Reinaldo Cedeño Pineda

¿Cuál es tu lugar favorito de esta Isla alargada como una flecha curva, de estos cayos apretados bajo un fuego ancestral, cobijados bajo el nombre de Cuba? ¿Dónde hallar el rincón luminoso, la senda más querida? ¿Qué mano artera quiere hundir el cuchillo en el polvo donde descansa mi madre? ¿Quién extravió las palabras, qué alarido se esconde en las tinieblas?

«Los poetas no son seres normales», me confesó una vez Jesús Cos Causse, el Quijote Negro. Ellos no entienden la vida, la reinventan. Nos han legado sus cantos y sus lunas, sus huracanes íntimos, sus silentes batallas. Ellos nos acompañan con su universo inusitado, bautizando el aire, corriendo el horizonte.

Aquel Virgilio, irreverente, noctámbulo, maldito, que cargó la Isla en peso con Electra Garrigó, que miró por el envés en las tardes rojizas como «un pueblo se hace y se deshace dejando los testimonios: / un velorio, un guateque, una mano, un crimen, / revueltos, confundidos, fundidos en la resaca perpetua, / haciendo leves saludos, enseñando los dientes, golpeando sus riñones (…) sintiendo cómo el agua lo rodea por todas partes, / más abajo, más abajo, y el mar picando en sus espaldas».

Amante de Charlot, Fina nuestra, tú que le decías a Cuba, que le susurrabas «loca mía, desvarío suave»; tú que tenías a la Isla como hija, venga a nos tu consejo amoroso de madre: «óyeme, no te vayas detrás de esos extraños como una provinciana ilusionada por un actor de paso que la deslumbra con trajes gastados de teatro, acuérdate de la portada azul con lomerío atrás (…) no te vayas detrás de esos extraños, que cuando abras los ojos ya te habrán secado el alma».

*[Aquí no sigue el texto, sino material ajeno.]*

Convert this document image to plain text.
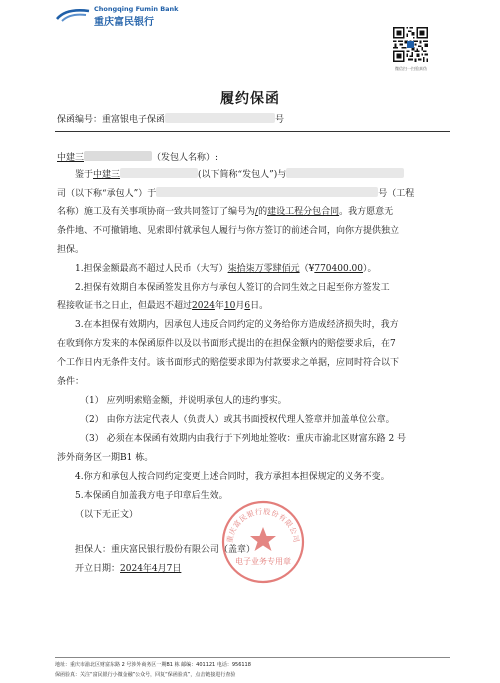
Chongqing Fumin Bank
重庆富民银行
微信扫一扫验真伪
履约保函
保函编号：重富银电子保函	号
中建三	（发包人名称）:
鉴于中建三	(以下简称“发包人”)与
司（以下称“承包人”）于	号（工程
名称）施工及有关事项协商一致共同签订了编号为/的建设工程分包合同。我方愿意无
条件地、不可撤销地、见索即付就承包人履行与你方签订的前述合同，向你方提供独立
担保。
1.担保金额最高不超过人民币（大写）柒拾柒万零肆佰元（¥770400.00）。
2.担保有效期自本保函签发且你方与承包人签订的合同生效之日起至你方签发工
程接收证书之日止，但最迟不超过2024年10月6日。
3.在本担保有效期内，因承包人违反合同约定的义务给你方造成经济损失时，我方
在收到你方发来的本保函原件以及以书面形式提出的在担保金额内的赔偿要求后，在7
个工作日内无条件支付。该书面形式的赔偿要求即为付款要求之单据，应同时符合以下
条件：
（1） 应列明索赔金额，并说明承包人的违约事实。
（2） 由你方法定代表人（负责人）或其书面授权代理人签章并加盖单位公章。
（3） 必须在本保函有效期内由我行于下列地址签收：重庆市渝北区财富东路 2 号
涉外商务区一期B1 栋。
4.你方和承包人按合同约定变更上述合同时，我方承担本担保规定的义务不变。
5.本保函自加盖我方电子印章后生效。
（以下无正文）
担保人：重庆富民银行股份有限公司（盖章）
开立日期：2024年4月7日
重庆富民银行股份有限公司
电子业务专用章
地址：重庆市渝北区财富东路 2 号涉外商务区一期B1 栋 邮编：401121 电话：956118
保函验真：关注“富民银行小微金融”公众号，回复“保函验真”，点击链接进行查验
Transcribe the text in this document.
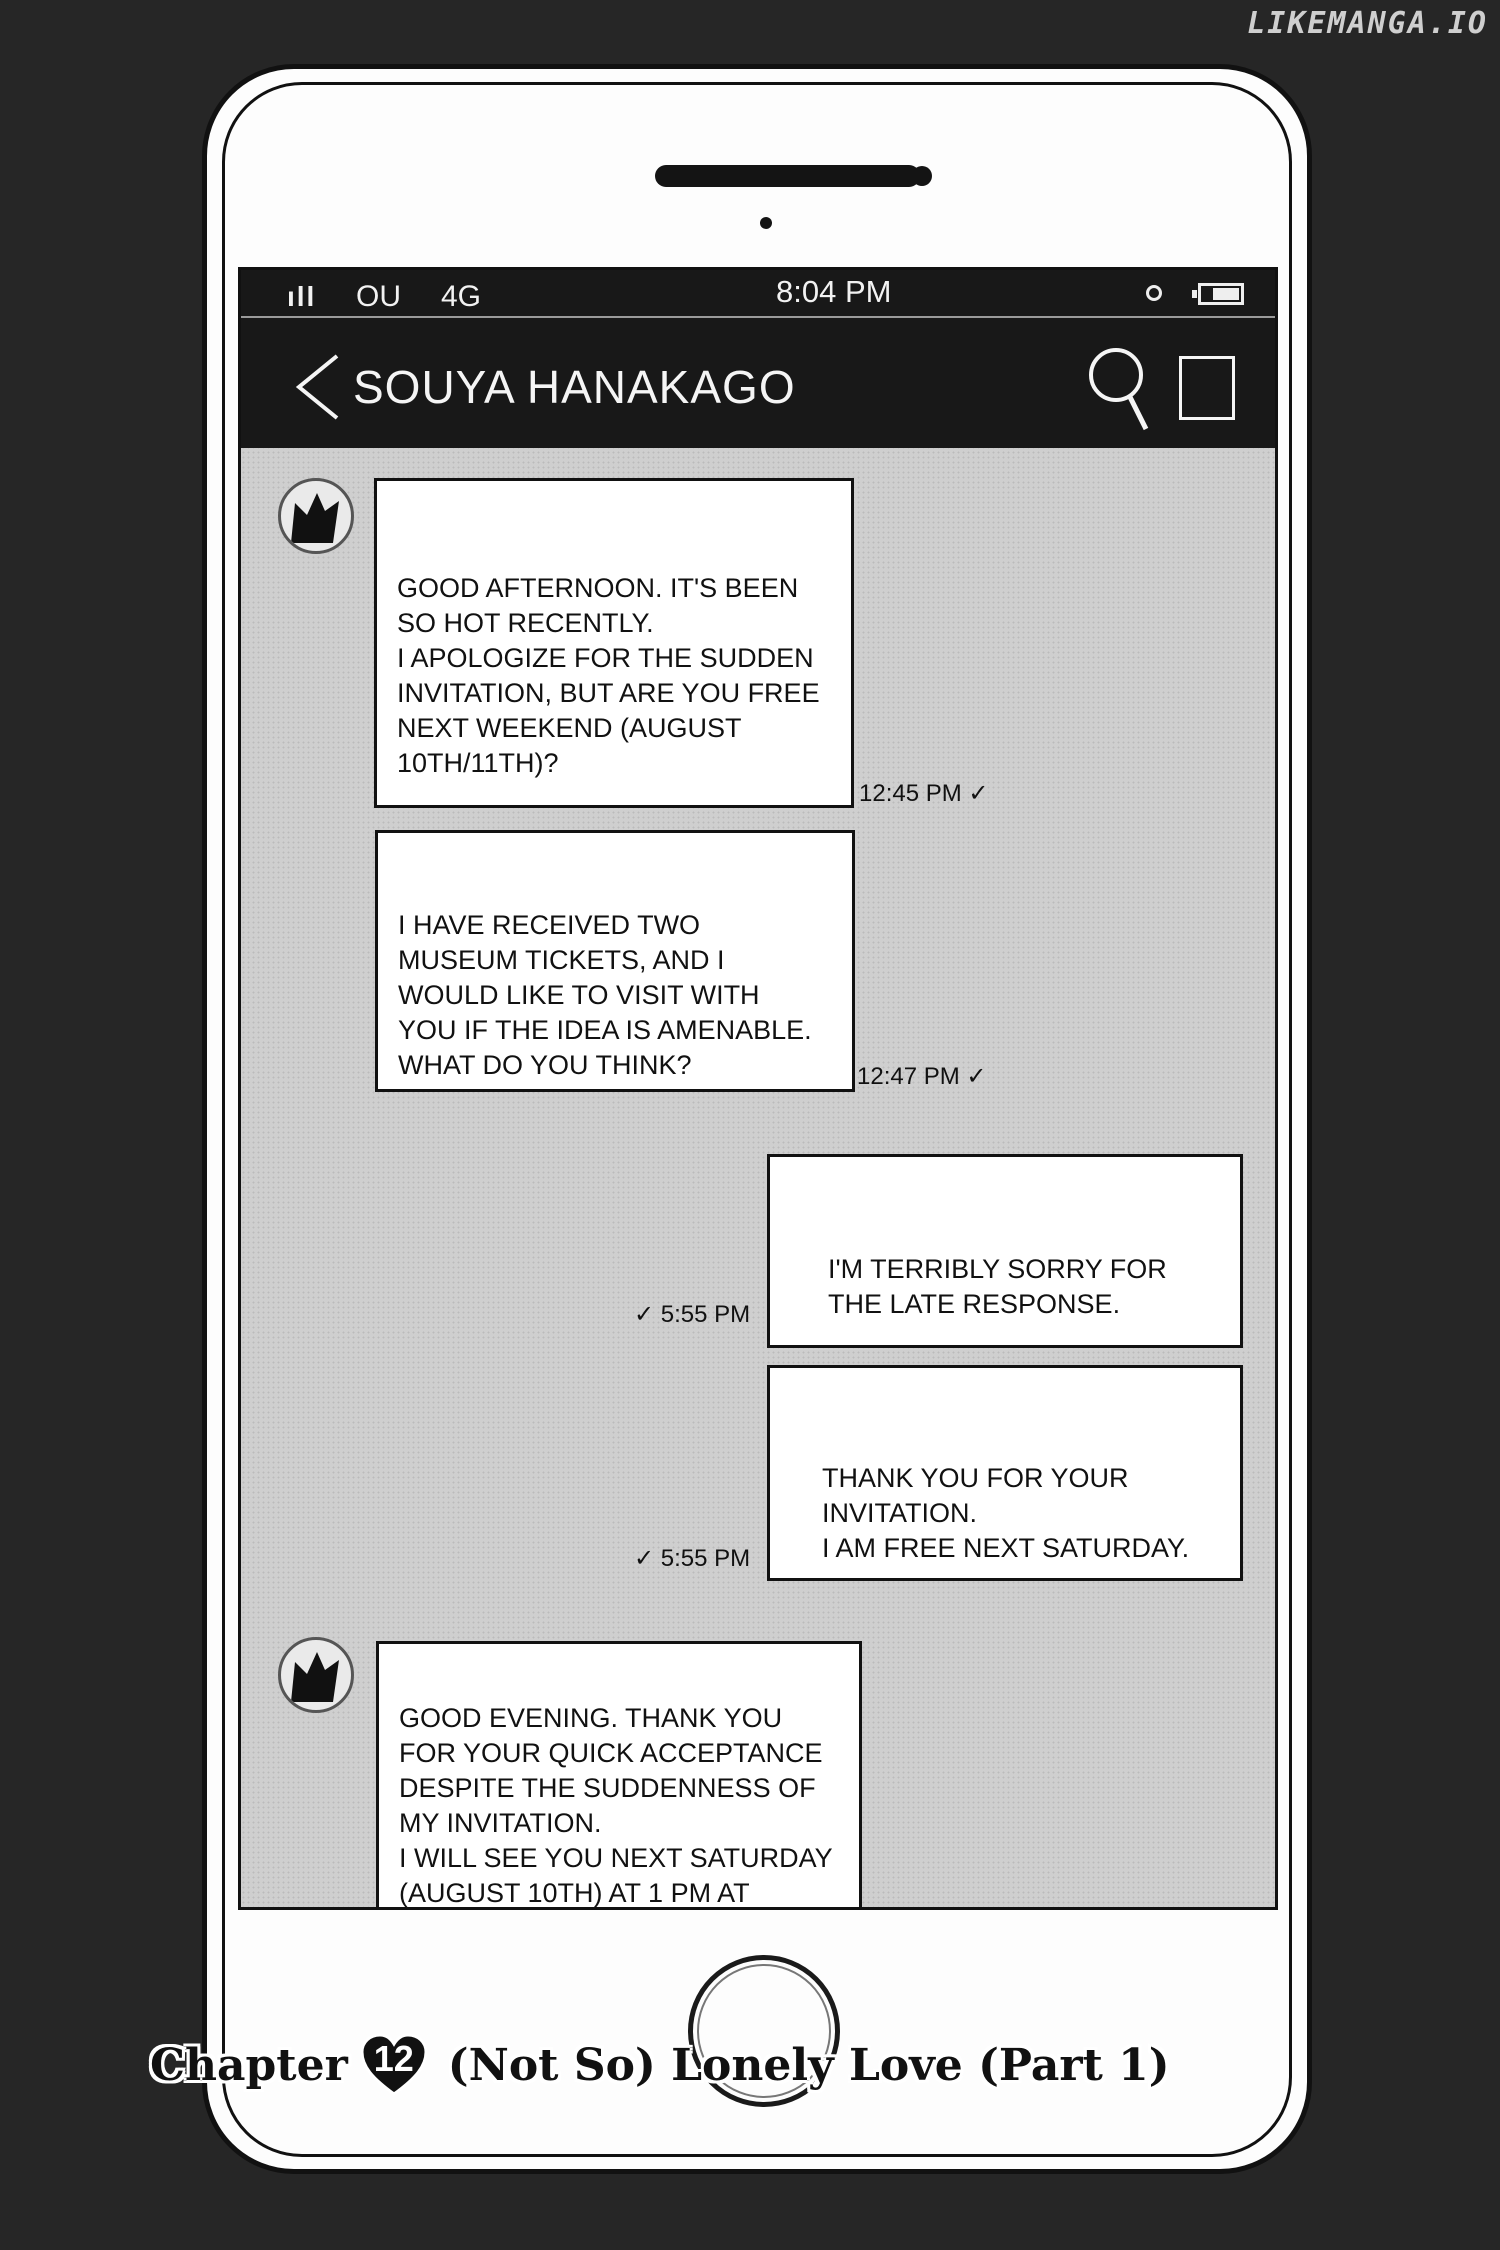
LIKEMANGA.IO
ıll OU 4G	8:04 PM
SOUYA HANAKAGO

GOOD AFTERNOON. IT'S BEEN
SO HOT RECENTLY.
I APOLOGIZE FOR THE SUDDEN
INVITATION, BUT ARE YOU FREE
NEXT WEEKEND (AUGUST
10TH/11TH)?

12:45 PM ✓

I HAVE RECEIVED TWO
MUSEUM TICKETS, AND I
WOULD LIKE TO VISIT WITH
YOU IF THE IDEA IS AMENABLE.
WHAT DO YOU THINK?	12:47 PM ✓

I'M TERRIBLY SORRY FOR
THE LATE RESPONSE.

✓ 5:55 PM

THANK YOU FOR YOUR
INVITATION.
I AM FREE NEXT SATURDAY.

✓ 5:55 PM

GOOD EVENING. THANK YOU
FOR YOUR QUICK ACCEPTANCE
DESPITE THE SUDDENNESS OF
MY INVITATION.
I WILL SEE YOU NEXT SATURDAY
(AUGUST 10TH) AT 1 PM AT

Chapter 12 (Not So) Lonely Love (Part 1)
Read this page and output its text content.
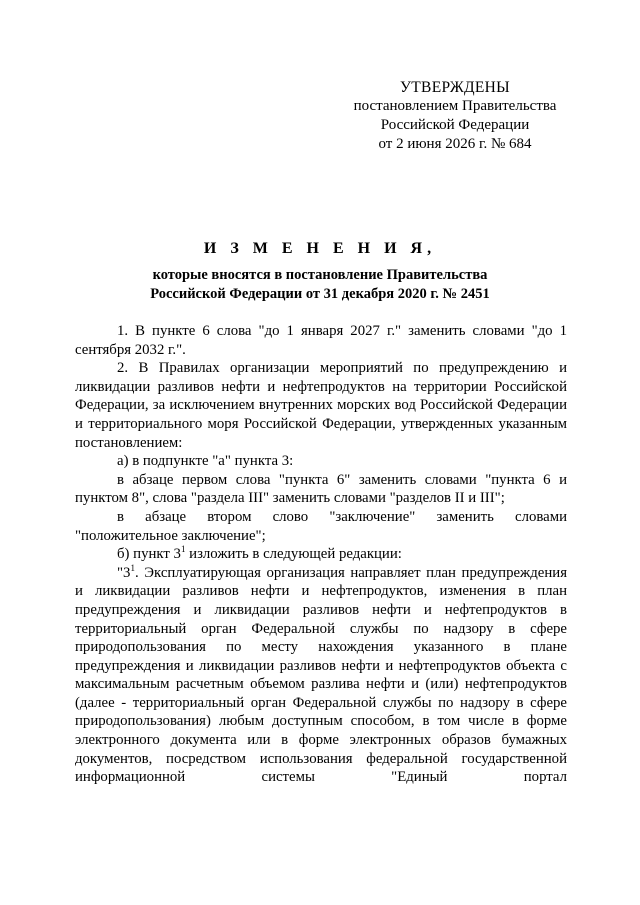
УТВЕРЖДЕНЫ
постановлением Правительства
Российской Федерации
от 2 июня 2026 г. № 684
И З М Е Н Е Н И Я,
которые вносятся в постановление Правительства
Российской Федерации от 31 декабря 2020 г. № 2451

1. В пункте 6 слова "до 1 января 2027 г." заменить словами "до 1 сентября 2032 г.".

2. В Правилах организации мероприятий по предупреждению и ликвидации разливов нефти и нефтепродуктов на территории Российской Федерации, за исключением внутренних морских вод Российской Федерации и территориального моря Российской Федерации, утвержденных указанным постановлением:

а) в подпункте "а" пункта 3:

в абзаце первом слова "пункта 6" заменить словами "пункта 6 и пунктом 8", слова "раздела III" заменить словами "разделов II и III";

в абзаце втором слово "заключение" заменить словами "положительное заключение";

б) пункт $3^1$ изложить в следующей редакции:

"$3^1$. Эксплуатирующая организация направляет план предупреждения и ликвидации разливов нефти и нефтепродуктов, изменения в план предупреждения и ликвидации разливов нефти и нефтепродуктов в территориальный орган Федеральной службы по надзору в сфере природопользования по месту нахождения указанного в плане предупреждения и ликвидации разливов нефти и нефтепродуктов объекта с максимальным расчетным объемом разлива нефти и (или) нефтепродуктов (далее - территориальный орган Федеральной службы по надзору в сфере природопользования) любым доступным способом, в том числе в форме электронного документа или в форме электронных образов бумажных документов, посредством использования федеральной государственной информационной системы "Единый портал
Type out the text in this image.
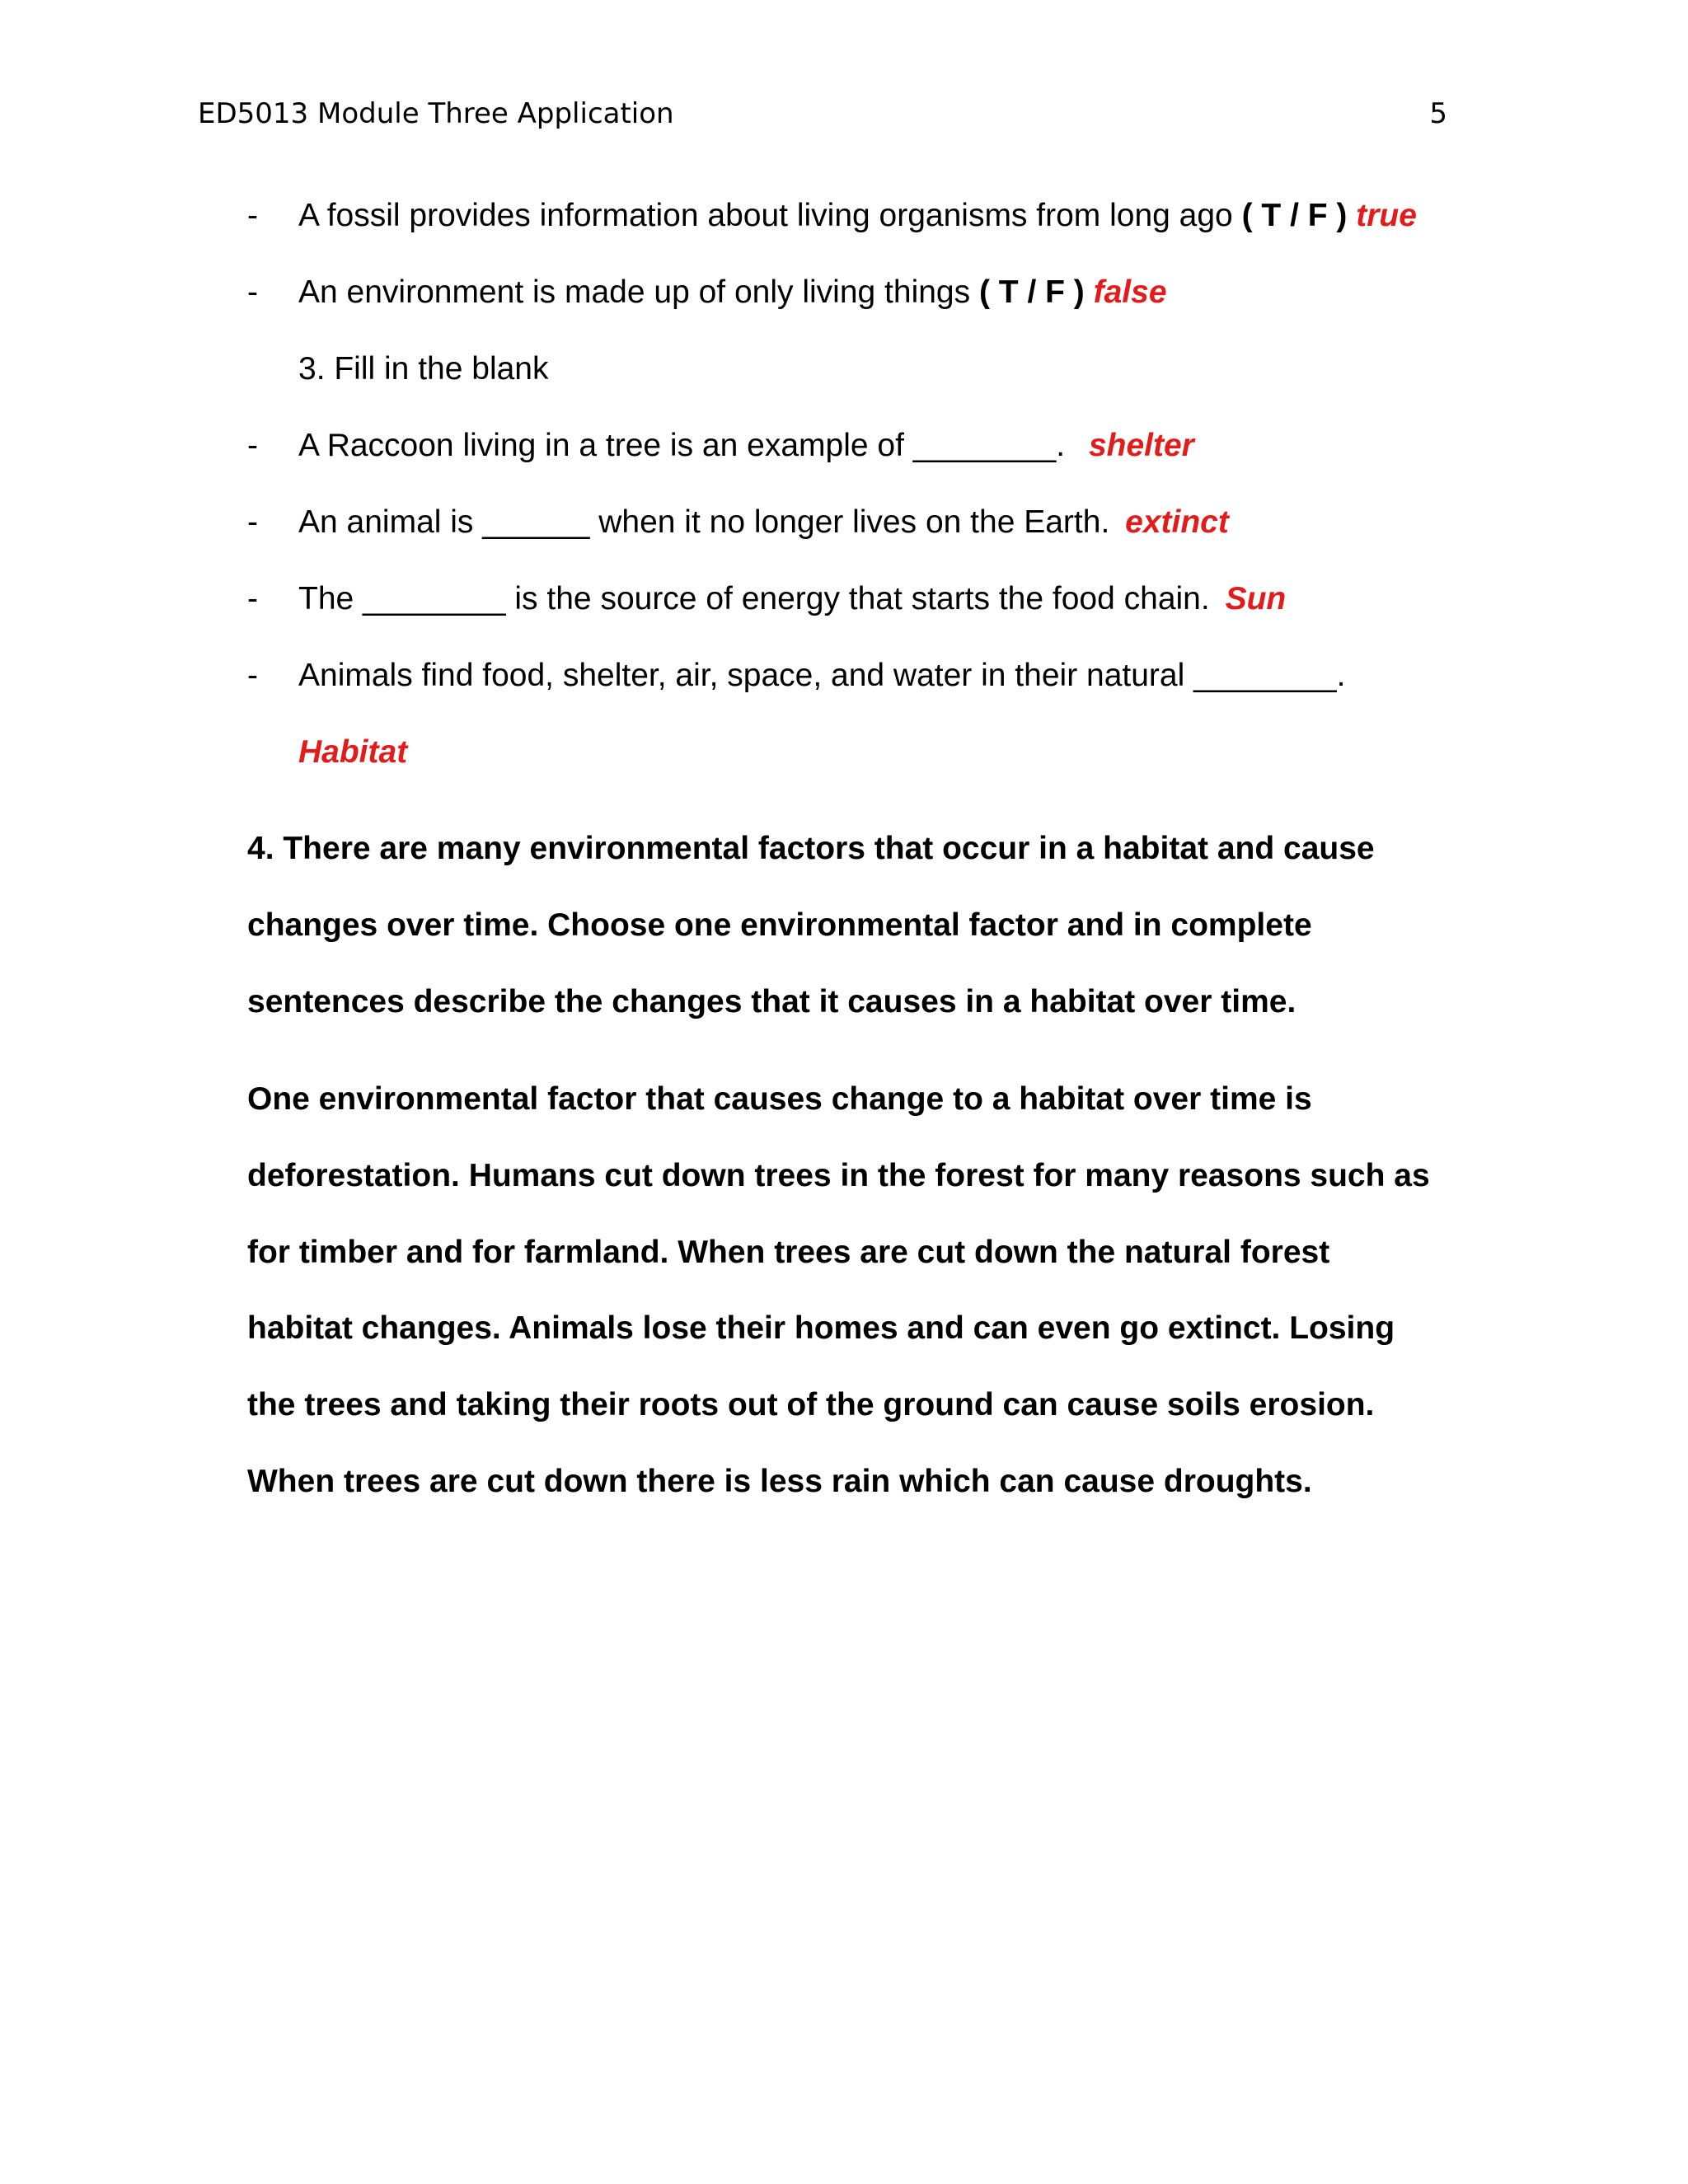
ED5013 Module Three Application	5
- A fossil provides information about living organisms from long ago ( T / F ) true
- An environment is made up of only living things ( T / F ) false
3. Fill in the blank
- A Raccoon living in a tree is an example of ________. shelter
- An animal is ______ when it no longer lives on the Earth. extinct
- The ________ is the source of energy that starts the food chain. Sun
- Animals find food, shelter, air, space, and water in their natural ________.
Habitat
4. There are many environmental factors that occur in a habitat and cause
changes over time. Choose one environmental factor and in complete
sentences describe the changes that it causes in a habitat over time.
One environmental factor that causes change to a habitat over time is
deforestation. Humans cut down trees in the forest for many reasons such as
for timber and for farmland. When trees are cut down the natural forest
habitat changes. Animals lose their homes and can even go extinct. Losing
the trees and taking their roots out of the ground can cause soils erosion.
When trees are cut down there is less rain which can cause droughts.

Hay una crónica de viaje a la que acudo una, otra vez. Ella nunca me falla, nunca me falta. En Un verano en Tenerife de Dulce María Loynaz, hay un mirar desde la fábula, desde la médula, como «mirto y laurel entrelazados». Un calado sutil que nos entrega, lo mismo el espinazo de las rocas arrasadas por los vientos, que la sangre espesa del árbol dragón. Una isleña hablando de islas, es una cosa seria:

«Como yo soy criatura de Isla, acontéceme que pienso mucho en ellas. Creo auscultarles el corazón y percibir el angustiado soplo de la víscera. Creo saber más de su intimidad, de su naturaleza singular, que aquellos que les miden cabos, montes o puertos (…). La mía, sobre todo, la tengo como un pájaro exquisito que nunca toco sin un miedo oscuro de quebrarle las alas (…) de las islas no se despide nadie para siempre, ni ellas se despiden del misterio». 

Hay una tarde sostenida, una tarde y un poeta. No se me van sus ojos claros. El guantanamero Ernesto Víctor Matute me habló de sus versos, de su vida, de sus desasimientos. Era el poeta del elogio a su Isla antillana y lo escuché solo para mí. Tal vez nada hay más sencillo ni más rotundo: «Ni la abandono, ni la insulto, ni la vendo. /Traigo mi Isla debajo del brazo/ Y a nadie se la entrego. /¡Quién ha visto que un hombre con orgullo/ quiera vender un cocodrilo verde!».

Hay nostalgias sin consuelo. Lloró cuando lo contacté: «¡Mi gorda, mi gorda querida!», me dijo, en un tono que solo un hijo sabe. Pura del Prado (1932-1996) vivió en Cuba y vivió en Florida, «entre angustias y dicha dividida». Besó a su Isla incesantemente desde todas las orillas, y descansa, por decisión expresa, en su Santiago de Cuba. Su poesía tiene el espasmo de un músculo largo tiempo tenso y la clarividencia de una profecía:

«La Isla estará siempre invictamente viva, /aunque faltemos, /sobrevivirá a los derrumbes históricos (…) /Es bueno que así sea. /Consuela pensar que al paso de los siglos /la tierra estará allí chorreando espumas, /bajo los nimbos de orlas mandarinas/ con su verde inviolable,
/los dedos de las palmas arañando/ el cordaje del viento cuando llueve. /Y ojalá que se llame siempre Cuba
».

Como hija y como madre, cual misterio invendible; como ala sin quebradura, como perpetua ola. Que la poesía y los poetas nos acompañen, nos guarden en la Isla, ahora que una mano artera quiere hundir el cuchillo donde descansa mi madre.